Amnesty International has welcomed the legislative framework set out in the government’s ‘Policy Paper’, following the introduction of the Thirty-Sixth Amendment of the Constitution Bill 2018 to Dáil Éireann today. The Policy Paper on Regulation of Termination of Pregnancy outlines the sort of legislation the government would seek to enact should the referendum be passed. It closes mirrors the framework proposed by the Citizens’ Assembly and Joint Oireachtas Committee on the Eighth Amendment.
“Today is yet another historic milestone towards women’s equality in Ireland. After 35 years of an almost complete ban on abortion in Ireland, it is heartening to see the momentum that has built over the past year. The legislative framework outlined today would broadly realise women’s rights, and meet the State’s human right obligations. The Minister for Health and the government are to be commended for the expansive framework set out here. Providing access to medical abortion on request in early pregnancy, and in later pregnancy in additional circumstances, is the minimum needed to respect and fulfil women’s human rights. We welcome the approach taken in this policy paper. The many months of dedicated work by the Citizens’ Assembly and Joint Oireachtas Committee reviewing evidence and seeking solutions has paid off.

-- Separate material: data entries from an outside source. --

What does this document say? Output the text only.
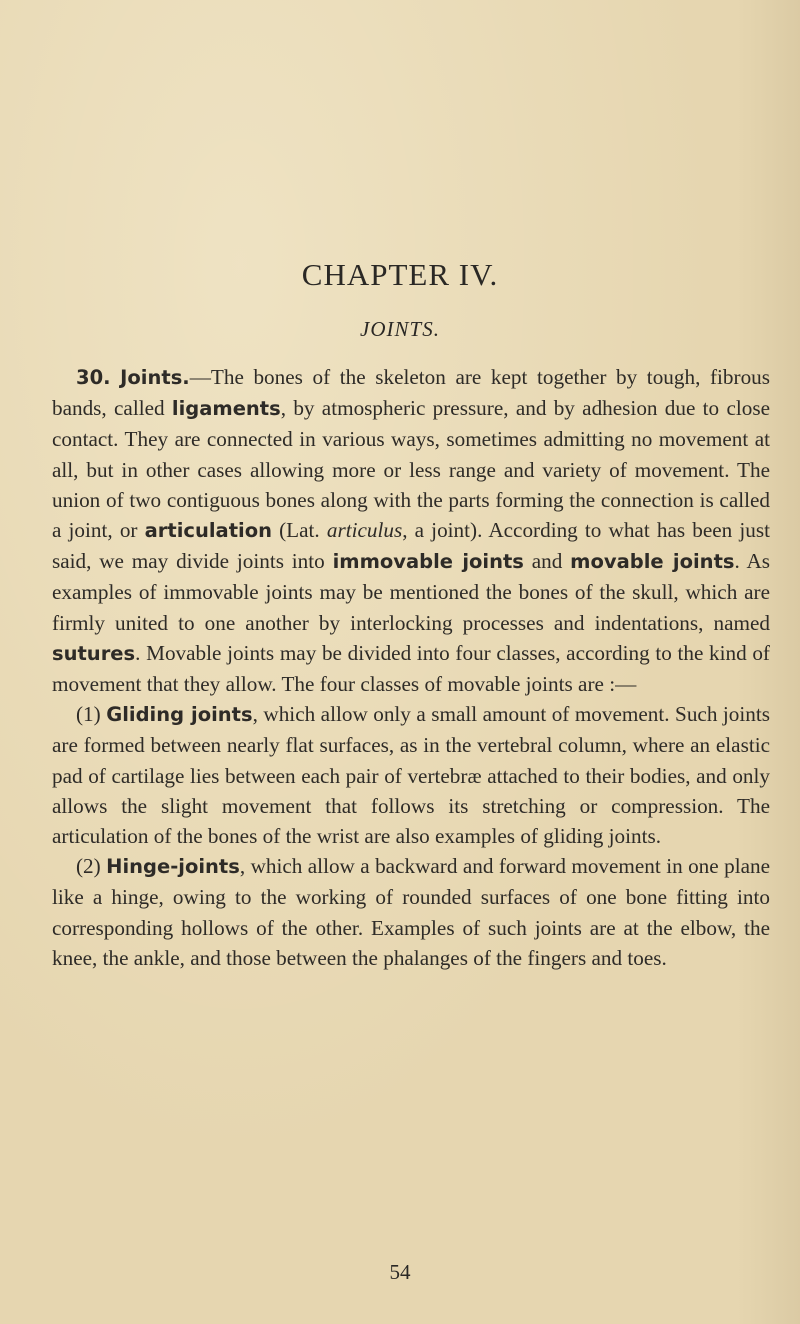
CHAPTER IV.
JOINTS.

30. Joints.—The bones of the skeleton are kept together by tough, fibrous bands, called ligaments, by atmospheric pressure, and by adhesion due to close contact. They are connected in various ways, sometimes admitting no movement at all, but in other cases allowing more or less range and variety of movement. The union of two contiguous bones along with the parts forming the connection is called a joint, or articulation (Lat. articulus, a joint). According to what has been just said, we may divide joints into immovable joints and movable joints. As examples of immovable joints may be mentioned the bones of the skull, which are firmly united to one another by interlocking processes and indentations, named sutures. Movable joints may be divided into four classes, according to the kind of movement that they allow. The four classes of movable joints are :—

(1) Gliding joints, which allow only a small amount of movement. Such joints are formed between nearly flat surfaces, as in the vertebral column, where an elastic pad of cartilage lies between each pair of vertebræ attached to their bodies, and only allows the slight movement that follows its stretching or compression. The articulation of the bones of the wrist are also examples of gliding joints.

(2) Hinge-joints, which allow a backward and forward movement in one plane like a hinge, owing to the working of rounded surfaces of one bone fitting into corresponding hollows of the other. Examples of such joints are at the elbow, the knee, the ankle, and those between the phalanges of the fingers and toes.

54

“The Eighth Amendment remains the core impediment to the introduction of human rights compliant abortion legislation in Ireland. If passed by the people, this referendum would permit the Oireachtas to enact this legislation. The day is in sight when the daily violations of women’s human rights finally ends. A ‘Yes’ vote in this referendum will be a vote for women’s equality and dignity. The Eighth Amendment is blight on women’s lives and health. Its removal will be a national statement that we value, respect and care for women. That we respect their right to make decisions about their health, their bodies, their families and their lives. It is vitally important that we get facts and information to the electorate. It is time for a national conversation based on evidence and truth, and grounded in the lived experience of women,” said Colm O’Gorman, Executive Director of Amnesty International Ireland.